KİTAPLARLA KURULAN DOSTLUK
Nurkal Kumsuz
Aklı konuşturan, yürekte ne varsa olduğu gibi gösteren, rûhların sevgiyle mayalanmasını sağlayan, davranışların en samimi biçimde sergilenmesine yardımcı olan gerçek dost sadece kitaplardır. Kitaplarla dostluk kuranlar, onun kılavuzluğunda hayatın dinamizmini de yakalarlar. Bunu başaran şair, yazar ve fikir adamları; o dostluğu kutsal bir emanet olarak insanlığa bırakırlar.
Nefes alırken bile bunalan insanın huzura kavuşması için okuduğu kitap sayısını arttırması gerekir. Çünkü, kitapla kurulan dostlukta ebedî huzur havası vardır. Kitapla kurulan dostluğun genel olarak kazandırdıklarını Muhittin Arabî şu sözlerle açıklar:
“Kitap kadar göçenleri konuşturan, yaşayanların hâlini tercüme eden bir şey görmedim. Nerdedir o dost ki sen uyuyunca ancak uyur. Sen istersen o konuşur, sahibinin sırrını gizler, emanetini saklar, o en iyi komşu, o insaflı arkadaş, en uygun yoldaş, o iyi bir öğretmen, yetenekli, titiz ve bulunmayan yardımcıdır.”

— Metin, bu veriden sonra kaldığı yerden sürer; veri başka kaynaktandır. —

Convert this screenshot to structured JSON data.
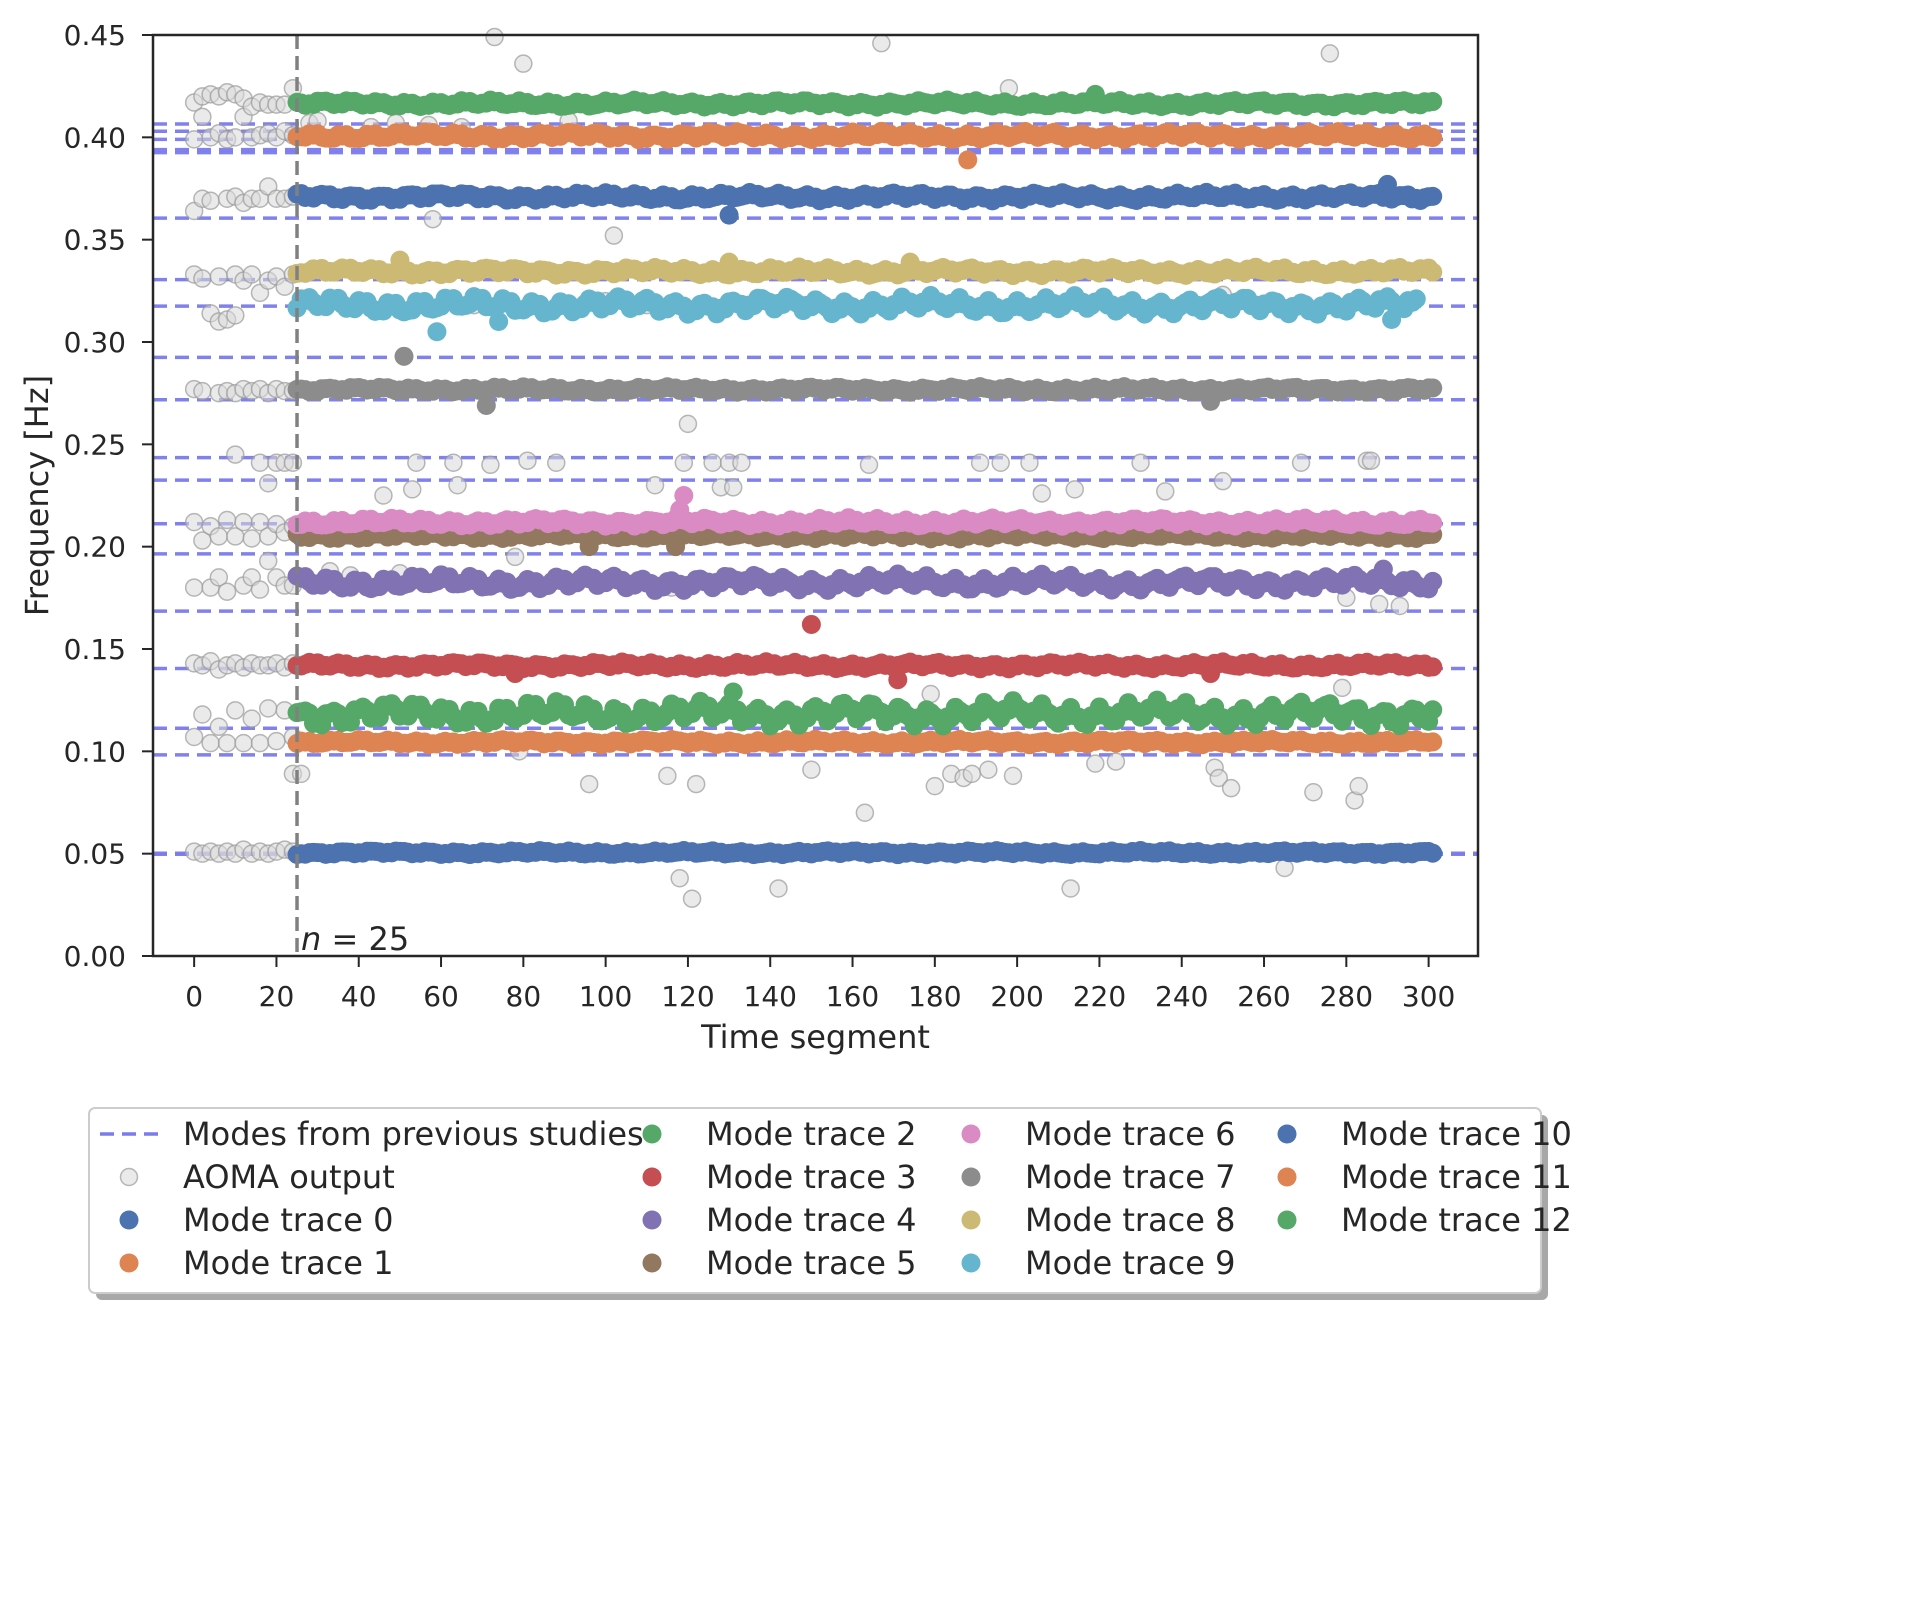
{
  "chart_data": {
    "type": "scatter",
    "title": "",
    "xlabel": "Time segment",
    "ylabel": "Frequency [Hz]",
    "xlim": [
      -10,
      312
    ],
    "ylim": [
      0.0,
      0.45
    ],
    "xticks": [
      0,
      20,
      40,
      60,
      80,
      100,
      120,
      140,
      160,
      180,
      200,
      220,
      240,
      260,
      280,
      300
    ],
    "yticks": [
      0.0,
      0.05,
      0.1,
      0.15,
      0.2,
      0.25,
      0.3,
      0.35,
      0.4,
      0.45
    ],
    "ytick_labels": [
      "0.00",
      "0.05",
      "0.10",
      "0.15",
      "0.20",
      "0.25",
      "0.30",
      "0.35",
      "0.40",
      "0.45"
    ],
    "grid": false,
    "legend_position": "below plot, 4 columns",
    "vertical_line": {
      "x": 25,
      "label": "n = 25",
      "label_italic": "n",
      "label_rest": " = 25",
      "color": "#808080"
    },
    "reference_modes": {
      "name": "Modes from previous studies",
      "color": "#7b7bee",
      "y": [
        0.0497,
        0.0502,
        0.0983,
        0.1113,
        0.1405,
        0.1685,
        0.1965,
        0.2112,
        0.2325,
        0.2435,
        0.2718,
        0.2925,
        0.3175,
        0.3305,
        0.3605,
        0.3925,
        0.394,
        0.399,
        0.403,
        0.4065
      ]
    },
    "aoma_output": {
      "name": "AOMA output",
      "color": "#c8c8c8",
      "points": [
        [
          0,
          0.051
        ],
        [
          0,
          0.107
        ],
        [
          0,
          0.143
        ],
        [
          0,
          0.18
        ],
        [
          0,
          0.212
        ],
        [
          0,
          0.277
        ],
        [
          0,
          0.333
        ],
        [
          0,
          0.364
        ],
        [
          0,
          0.399
        ],
        [
          0,
          0.417
        ],
        [
          2,
          0.05
        ],
        [
          2,
          0.118
        ],
        [
          2,
          0.142
        ],
        [
          2,
          0.203
        ],
        [
          2,
          0.276
        ],
        [
          2,
          0.331
        ],
        [
          2,
          0.37
        ],
        [
          2,
          0.41
        ],
        [
          2,
          0.42
        ],
        [
          4,
          0.051
        ],
        [
          4,
          0.104
        ],
        [
          4,
          0.144
        ],
        [
          4,
          0.18
        ],
        [
          4,
          0.21
        ],
        [
          4,
          0.314
        ],
        [
          4,
          0.369
        ],
        [
          4,
          0.4
        ],
        [
          4,
          0.421
        ],
        [
          6,
          0.05
        ],
        [
          6,
          0.112
        ],
        [
          6,
          0.14
        ],
        [
          6,
          0.185
        ],
        [
          6,
          0.205
        ],
        [
          6,
          0.275
        ],
        [
          6,
          0.332
        ],
        [
          6,
          0.31
        ],
        [
          6,
          0.402
        ],
        [
          6,
          0.42
        ],
        [
          8,
          0.051
        ],
        [
          8,
          0.104
        ],
        [
          8,
          0.142
        ],
        [
          8,
          0.178
        ],
        [
          8,
          0.213
        ],
        [
          8,
          0.276
        ],
        [
          8,
          0.311
        ],
        [
          8,
          0.37
        ],
        [
          8,
          0.399
        ],
        [
          8,
          0.422
        ],
        [
          10,
          0.05
        ],
        [
          10,
          0.12
        ],
        [
          10,
          0.143
        ],
        [
          10,
          0.205
        ],
        [
          10,
          0.245
        ],
        [
          10,
          0.275
        ],
        [
          10,
          0.333
        ],
        [
          10,
          0.313
        ],
        [
          10,
          0.371
        ],
        [
          10,
          0.4
        ],
        [
          10,
          0.421
        ],
        [
          12,
          0.052
        ],
        [
          12,
          0.104
        ],
        [
          12,
          0.141
        ],
        [
          12,
          0.181
        ],
        [
          12,
          0.212
        ],
        [
          12,
          0.277
        ],
        [
          12,
          0.33
        ],
        [
          12,
          0.368
        ],
        [
          12,
          0.41
        ],
        [
          12,
          0.419
        ],
        [
          14,
          0.05
        ],
        [
          14,
          0.116
        ],
        [
          14,
          0.143
        ],
        [
          14,
          0.185
        ],
        [
          14,
          0.204
        ],
        [
          14,
          0.276
        ],
        [
          14,
          0.333
        ],
        [
          14,
          0.37
        ],
        [
          14,
          0.4
        ],
        [
          14,
          0.415
        ],
        [
          16,
          0.051
        ],
        [
          16,
          0.104
        ],
        [
          16,
          0.142
        ],
        [
          16,
          0.179
        ],
        [
          16,
          0.212
        ],
        [
          16,
          0.241
        ],
        [
          16,
          0.277
        ],
        [
          16,
          0.324
        ],
        [
          16,
          0.37
        ],
        [
          16,
          0.401
        ],
        [
          16,
          0.417
        ],
        [
          18,
          0.05
        ],
        [
          18,
          0.121
        ],
        [
          18,
          0.142
        ],
        [
          18,
          0.193
        ],
        [
          18,
          0.205
        ],
        [
          18,
          0.231
        ],
        [
          18,
          0.275
        ],
        [
          18,
          0.33
        ],
        [
          18,
          0.376
        ],
        [
          18,
          0.402
        ],
        [
          18,
          0.416
        ],
        [
          20,
          0.051
        ],
        [
          20,
          0.105
        ],
        [
          20,
          0.143
        ],
        [
          20,
          0.185
        ],
        [
          20,
          0.211
        ],
        [
          20,
          0.241
        ],
        [
          20,
          0.277
        ],
        [
          20,
          0.332
        ],
        [
          20,
          0.37
        ],
        [
          20,
          0.4
        ],
        [
          20,
          0.416
        ],
        [
          22,
          0.052
        ],
        [
          22,
          0.12
        ],
        [
          22,
          0.141
        ],
        [
          22,
          0.181
        ],
        [
          22,
          0.207
        ],
        [
          22,
          0.241
        ],
        [
          22,
          0.276
        ],
        [
          22,
          0.327
        ],
        [
          22,
          0.37
        ],
        [
          22,
          0.403
        ],
        [
          22,
          0.416
        ],
        [
          24,
          0.051
        ],
        [
          24,
          0.089
        ],
        [
          24,
          0.107
        ],
        [
          24,
          0.143
        ],
        [
          24,
          0.181
        ],
        [
          24,
          0.21
        ],
        [
          24,
          0.241
        ],
        [
          24,
          0.276
        ],
        [
          24,
          0.333
        ],
        [
          24,
          0.371
        ],
        [
          24,
          0.401
        ],
        [
          24,
          0.424
        ],
        [
          26,
          0.089
        ],
        [
          28,
          0.407
        ],
        [
          30,
          0.408
        ],
        [
          33,
          0.188
        ],
        [
          38,
          0.186
        ],
        [
          43,
          0.405
        ],
        [
          46,
          0.225
        ],
        [
          49,
          0.407
        ],
        [
          50,
          0.187
        ],
        [
          53,
          0.228
        ],
        [
          54,
          0.241
        ],
        [
          57,
          0.406
        ],
        [
          58,
          0.36
        ],
        [
          63,
          0.241
        ],
        [
          64,
          0.23
        ],
        [
          65,
          0.405
        ],
        [
          68,
          0.318
        ],
        [
          72,
          0.24
        ],
        [
          73,
          0.449
        ],
        [
          78,
          0.195
        ],
        [
          79,
          0.1
        ],
        [
          80,
          0.436
        ],
        [
          81,
          0.242
        ],
        [
          88,
          0.241
        ],
        [
          91,
          0.408
        ],
        [
          96,
          0.084
        ],
        [
          100,
          0.32
        ],
        [
          102,
          0.352
        ],
        [
          110,
          0.318
        ],
        [
          112,
          0.23
        ],
        [
          115,
          0.088
        ],
        [
          116,
          0.18
        ],
        [
          118,
          0.038
        ],
        [
          119,
          0.241
        ],
        [
          120,
          0.26
        ],
        [
          121,
          0.028
        ],
        [
          122,
          0.084
        ],
        [
          126,
          0.241
        ],
        [
          128,
          0.229
        ],
        [
          130,
          0.241
        ],
        [
          131,
          0.229
        ],
        [
          133,
          0.241
        ],
        [
          142,
          0.033
        ],
        [
          150,
          0.091
        ],
        [
          163,
          0.07
        ],
        [
          164,
          0.24
        ],
        [
          167,
          0.446
        ],
        [
          180,
          0.083
        ],
        [
          179,
          0.128
        ],
        [
          184,
          0.089
        ],
        [
          187,
          0.087
        ],
        [
          189,
          0.089
        ],
        [
          191,
          0.241
        ],
        [
          193,
          0.091
        ],
        [
          196,
          0.241
        ],
        [
          198,
          0.424
        ],
        [
          199,
          0.088
        ],
        [
          203,
          0.241
        ],
        [
          206,
          0.226
        ],
        [
          207,
          0.12
        ],
        [
          213,
          0.033
        ],
        [
          214,
          0.228
        ],
        [
          219,
          0.094
        ],
        [
          224,
          0.095
        ],
        [
          230,
          0.241
        ],
        [
          236,
          0.227
        ],
        [
          248,
          0.092
        ],
        [
          249,
          0.087
        ],
        [
          252,
          0.082
        ],
        [
          265,
          0.043
        ],
        [
          269,
          0.241
        ],
        [
          272,
          0.08
        ],
        [
          276,
          0.441
        ],
        [
          280,
          0.175
        ],
        [
          282,
          0.076
        ],
        [
          283,
          0.083
        ],
        [
          285,
          0.242
        ],
        [
          286,
          0.242
        ],
        [
          288,
          0.172
        ],
        [
          279,
          0.131
        ],
        [
          250,
          0.232
        ],
        [
          250,
          0.323
        ],
        [
          293,
          0.171
        ]
      ]
    },
    "series": [
      {
        "name": "Mode trace 0",
        "color": "#4c72b0",
        "start": 25,
        "end": 301,
        "base": 0.0505,
        "amp": 0.0009,
        "outliers": []
      },
      {
        "name": "Mode trace 1",
        "color": "#dd8452",
        "start": 25,
        "end": 301,
        "base": 0.1045,
        "amp": 0.0012,
        "outliers": []
      },
      {
        "name": "Mode trace 2",
        "color": "#55a868",
        "start": 25,
        "end": 301,
        "base": 0.4165,
        "amp": 0.0015,
        "outliers": [
          [
            219,
            0.421
          ]
        ]
      },
      {
        "name": "Mode trace 3",
        "color": "#c44e52",
        "start": 25,
        "end": 301,
        "base": 0.142,
        "amp": 0.0015,
        "outliers": [
          [
            150,
            0.162
          ],
          [
            171,
            0.135
          ],
          [
            247,
            0.138
          ],
          [
            78,
            0.138
          ]
        ]
      },
      {
        "name": "Mode trace 4",
        "color": "#8172b3",
        "start": 25,
        "end": 301,
        "base": 0.1825,
        "amp": 0.0035,
        "outliers": [
          [
            289,
            0.189
          ]
        ]
      },
      {
        "name": "Mode trace 5",
        "color": "#937860",
        "start": 25,
        "end": 301,
        "base": 0.2055,
        "amp": 0.0015,
        "outliers": [
          [
            96,
            0.2
          ],
          [
            117,
            0.2
          ]
        ]
      },
      {
        "name": "Mode trace 6",
        "color": "#da8bc3",
        "start": 25,
        "end": 301,
        "base": 0.212,
        "amp": 0.0018,
        "outliers": [
          [
            119,
            0.225
          ],
          [
            118,
            0.218
          ]
        ]
      },
      {
        "name": "Mode trace 7",
        "color": "#8c8c8c",
        "start": 25,
        "end": 301,
        "base": 0.2768,
        "amp": 0.0012,
        "outliers": [
          [
            51,
            0.293
          ],
          [
            71,
            0.269
          ],
          [
            247,
            0.271
          ]
        ]
      },
      {
        "name": "Mode trace 8",
        "color": "#ccb974",
        "start": 25,
        "end": 301,
        "base": 0.3345,
        "amp": 0.0018,
        "outliers": [
          [
            50,
            0.34
          ],
          [
            130,
            0.339
          ],
          [
            174,
            0.339
          ]
        ]
      },
      {
        "name": "Mode trace 9",
        "color": "#64b5cd",
        "start": 25,
        "end": 297,
        "base": 0.318,
        "amp": 0.004,
        "outliers": [
          [
            59,
            0.305
          ],
          [
            74,
            0.31
          ],
          [
            291,
            0.311
          ]
        ]
      },
      {
        "name": "Mode trace 10",
        "color": "#4c72b0",
        "start": 25,
        "end": 301,
        "base": 0.371,
        "amp": 0.0018,
        "outliers": [
          [
            130,
            0.362
          ],
          [
            290,
            0.377
          ]
        ]
      },
      {
        "name": "Mode trace 11",
        "color": "#dd8452",
        "start": 25,
        "end": 301,
        "base": 0.4008,
        "amp": 0.0018,
        "outliers": [
          [
            188,
            0.389
          ]
        ]
      },
      {
        "name": "Mode trace 12",
        "color": "#55a868",
        "start": 25,
        "end": 301,
        "base": 0.1185,
        "amp": 0.0055,
        "outliers": [
          [
            131,
            0.129
          ]
        ]
      }
    ],
    "legend": [
      {
        "label": "Modes from previous studies",
        "kind": "dash",
        "color": "#7b7bee"
      },
      {
        "label": "AOMA output",
        "kind": "ghost",
        "color": "#c8c8c8"
      },
      {
        "label": "Mode trace 0",
        "kind": "dot",
        "color": "#4c72b0"
      },
      {
        "label": "Mode trace 1",
        "kind": "dot",
        "color": "#dd8452"
      },
      {
        "label": "Mode trace 2",
        "kind": "dot",
        "color": "#55a868"
      },
      {
        "label": "Mode trace 3",
        "kind": "dot",
        "color": "#c44e52"
      },
      {
        "label": "Mode trace 4",
        "kind": "dot",
        "color": "#8172b3"
      },
      {
        "label": "Mode trace 5",
        "kind": "dot",
        "color": "#937860"
      },
      {
        "label": "Mode trace 6",
        "kind": "dot",
        "color": "#da8bc3"
      },
      {
        "label": "Mode trace 7",
        "kind": "dot",
        "color": "#8c8c8c"
      },
      {
        "label": "Mode trace 8",
        "kind": "dot",
        "color": "#ccb974"
      },
      {
        "label": "Mode trace 9",
        "kind": "dot",
        "color": "#64b5cd"
      },
      {
        "label": "Mode trace 10",
        "kind": "dot",
        "color": "#4c72b0"
      },
      {
        "label": "Mode trace 11",
        "kind": "dot",
        "color": "#dd8452"
      },
      {
        "label": "Mode trace 12",
        "kind": "dot",
        "color": "#55a868"
      }
    ]
  }
}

Montaigne, kitapları; hayatını dolduran, doyuran, avutan bir değer olarak kabullenir. Her türlü olumsuzlukta onlara sığınarak teselli bulduğunu söyleyerek şöyle devam eder:
“Zaman yürür gider beni dertlendirmeden; çünkü kitaplarımın dilediğim zaman bana sevinç verecekleri, yaşamama destek olacakları düşüncesi anlatabileceğimden daha büyük bir rahatlık verir bana. İnsan yaşamı denen bu yolculukta benim bulduğum en iyi nevale kitaplardır ve ondan yoksun anlayışta insanlara çok acırım.”
Kitaplarla paylaşılan hayatın nasıl bir mutluluk olduğunu keşfeden Selim İleri, kitaplarla mutluluğu özdeşleştirir:
“Bir ömür boyu kitaplarla mutlu oldum. Mutluluk nedir diye sorulsa, kitaplar okumak, kitaplar edinmek, kitaplar arasında yaşamaktır derim.”
Rıza Akdemir, okuduklarının gerçek değerini kavradığı için; kitapları “Vefalı Bir Dost” olarak kabul eder. Dünyasını kitaplarla doldurduğunu söyleyerek onlara bir dost gözüyle seslenir:
“Sensiz dünyam bomboş, herşeyim yarım;
Sen hiç tükenmeyen, hiç bitmeyensin.
Ey vefalı dostum, ey can kitabım,
Bana bu şiiri yazdıran sensin.”
Coşkun Ertepınar’ın mısralarıyla “Kitaplarla Kurulan Dostluk” en üstün değerdir:
“Kitap, kitap
Sen dostların başına gelen dost
Yeryüzünün güneşten önce güneşi
Işığın aydınlattı içimi
Sevgilerin ölümsüzlüğüyle dolup taştı
Yüreğim...
Sen olmasaydın hâlim kimbilir
Nice olurdu nice.”
İçimizde kirlenen ne varsa onu temizleyerek duyguları, düşünceleri filizlendiren ve onların gerçek değerini bulduran kitaplarla kurulan dostluktur. O dostluğu hissedenler, ebedîlik yolunun gerçek yolcularıdır.
Temennimiz, bütün insanlığın kitapla kurulan dostluğu tatmasıdır.